Spain reveals deep cuts to meet deficit target
MADRID SPAIN announced deep cuts to its central government budget on Friday as it battles to convince European partners and debt markets it can rein in its budget deficit in the face of growing complaints from the public.
The government said it would make savings of 27 billion euros (22 billion pounds) for the rest of 2012 from the central government budget, equivalent to around 2.5 percent of gross domestic product.
The figure includes tax rises and spending cuts of around 15 billion euros announced in December.
The cuts come despite popular resistance - a general strike on Thursday disrupted transport, halted industry and saw some minor violence - and against a grim economic backdrop; Spain is thought to have fallen back into recession in the first quarter and has the highest unemployment rate in the European Union.
“Everyone knows the difficult problem we face in this country, and it calls for special efforts in fiscal consolidation and structural reforms to grow and create employment,” Deputy Prime Minister Soraya Saenz de Santamaria said after the weekly cabinet meeting.

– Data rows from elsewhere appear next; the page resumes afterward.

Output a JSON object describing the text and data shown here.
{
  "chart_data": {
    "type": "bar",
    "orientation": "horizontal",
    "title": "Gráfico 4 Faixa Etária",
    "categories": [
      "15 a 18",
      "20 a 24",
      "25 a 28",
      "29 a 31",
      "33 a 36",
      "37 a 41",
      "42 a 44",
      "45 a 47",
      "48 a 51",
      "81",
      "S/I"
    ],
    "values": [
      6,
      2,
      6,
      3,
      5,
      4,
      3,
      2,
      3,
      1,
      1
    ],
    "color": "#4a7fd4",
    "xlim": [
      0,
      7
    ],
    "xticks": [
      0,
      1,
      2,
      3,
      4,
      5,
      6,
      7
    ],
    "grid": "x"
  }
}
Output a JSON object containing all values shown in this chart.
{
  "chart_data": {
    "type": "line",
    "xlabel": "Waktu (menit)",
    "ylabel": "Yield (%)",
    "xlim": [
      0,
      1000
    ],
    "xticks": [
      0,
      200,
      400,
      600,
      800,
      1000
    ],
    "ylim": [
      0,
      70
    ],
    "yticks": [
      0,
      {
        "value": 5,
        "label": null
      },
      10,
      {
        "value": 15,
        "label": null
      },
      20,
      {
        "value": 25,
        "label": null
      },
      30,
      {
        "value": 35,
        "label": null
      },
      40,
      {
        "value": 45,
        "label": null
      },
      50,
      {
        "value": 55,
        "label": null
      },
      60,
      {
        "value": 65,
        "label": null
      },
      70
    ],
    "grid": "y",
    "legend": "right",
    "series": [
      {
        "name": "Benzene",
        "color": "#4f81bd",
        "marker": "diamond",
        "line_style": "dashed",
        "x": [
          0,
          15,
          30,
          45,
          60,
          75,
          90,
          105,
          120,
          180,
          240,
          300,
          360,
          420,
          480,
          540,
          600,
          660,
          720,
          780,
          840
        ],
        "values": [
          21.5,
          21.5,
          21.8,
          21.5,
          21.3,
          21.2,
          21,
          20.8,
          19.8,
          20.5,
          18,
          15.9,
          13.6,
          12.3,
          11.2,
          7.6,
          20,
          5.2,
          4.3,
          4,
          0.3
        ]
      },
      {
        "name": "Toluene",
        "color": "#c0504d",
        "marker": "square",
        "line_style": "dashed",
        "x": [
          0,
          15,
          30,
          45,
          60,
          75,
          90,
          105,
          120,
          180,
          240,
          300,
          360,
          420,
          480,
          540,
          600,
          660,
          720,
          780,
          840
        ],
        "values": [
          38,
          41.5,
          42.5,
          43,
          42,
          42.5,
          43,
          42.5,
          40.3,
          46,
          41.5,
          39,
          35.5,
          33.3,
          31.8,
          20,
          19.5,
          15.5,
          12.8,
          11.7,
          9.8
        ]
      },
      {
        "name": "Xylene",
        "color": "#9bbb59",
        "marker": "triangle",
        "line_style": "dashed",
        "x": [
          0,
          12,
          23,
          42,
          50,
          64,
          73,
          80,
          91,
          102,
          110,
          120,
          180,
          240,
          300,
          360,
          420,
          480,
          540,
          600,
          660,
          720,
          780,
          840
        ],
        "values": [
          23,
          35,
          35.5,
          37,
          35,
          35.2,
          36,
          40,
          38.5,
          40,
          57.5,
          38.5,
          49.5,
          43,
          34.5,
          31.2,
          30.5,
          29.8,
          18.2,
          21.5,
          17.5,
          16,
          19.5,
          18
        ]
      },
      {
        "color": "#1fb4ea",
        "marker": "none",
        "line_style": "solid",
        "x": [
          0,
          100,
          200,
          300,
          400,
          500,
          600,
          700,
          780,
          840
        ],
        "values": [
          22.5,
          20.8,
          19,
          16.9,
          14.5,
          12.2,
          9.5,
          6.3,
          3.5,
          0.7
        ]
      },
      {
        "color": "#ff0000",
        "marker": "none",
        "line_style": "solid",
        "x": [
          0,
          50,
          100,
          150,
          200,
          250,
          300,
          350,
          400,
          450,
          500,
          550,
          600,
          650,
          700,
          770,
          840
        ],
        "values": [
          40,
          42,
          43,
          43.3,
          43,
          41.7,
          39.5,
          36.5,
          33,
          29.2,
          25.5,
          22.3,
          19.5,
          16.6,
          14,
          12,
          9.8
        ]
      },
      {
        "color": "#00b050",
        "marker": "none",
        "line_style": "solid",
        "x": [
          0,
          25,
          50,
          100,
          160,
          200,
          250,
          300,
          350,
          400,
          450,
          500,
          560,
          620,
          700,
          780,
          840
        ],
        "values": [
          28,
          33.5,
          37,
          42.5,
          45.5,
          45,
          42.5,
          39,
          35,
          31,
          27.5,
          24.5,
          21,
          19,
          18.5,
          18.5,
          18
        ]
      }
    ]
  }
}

The centre-right government, which swept to power in November with the largest parliamentary majority in 30 years, has already passed labour market and banking sector reforms that it says can improve competitiveness and reduce wage costs.
EU partners have agreed to let Prime Minister Mariano Rajoy aim for a total 2012 deficit at 5.3 percent of gross domestic product, a less demanding goal than the 4.4 percent originally suggested but substantially less than last year’s 8.5 percent.
Speaking in Copenhagen after an EU ministerial meeting, Spanish Economy Minister Luis de Guindos said the measures would be implemented as soon as possible, adding that any suggestions that Madrid needed emergency international funds were “absurd”.
Spain is trying to assure its EU partners that it is in control of slashing its deficit and to avoid needing a bailout package like that of smaller neighbour Portugal. “What comforts markets are domestic policies. If we don’t do what is needed, then there will be no rescue fund that is big enough,” de Guindos said.
Finance ministers agreed on Friday to increase a financial firewall to 700 billion euros to ward off fears the euro zone debt crisis could spill over to Spain or Italy, much larger economies than those bailed out previously.
The Spanish government said it was aiming for a central government deficit equivalent of 3.5 percent of GDP, a deficit of 1.5 percent of GDP coming from Spain’s regions and a balanced social security budget. Smaller local authorities expect a deficit equivalent to 0.3 percent of GDP.
The regions announced a deficit of 2.9 percent of GDP in 2011, meaning they would have to cut around 15 billion euros to meet the 2012 target.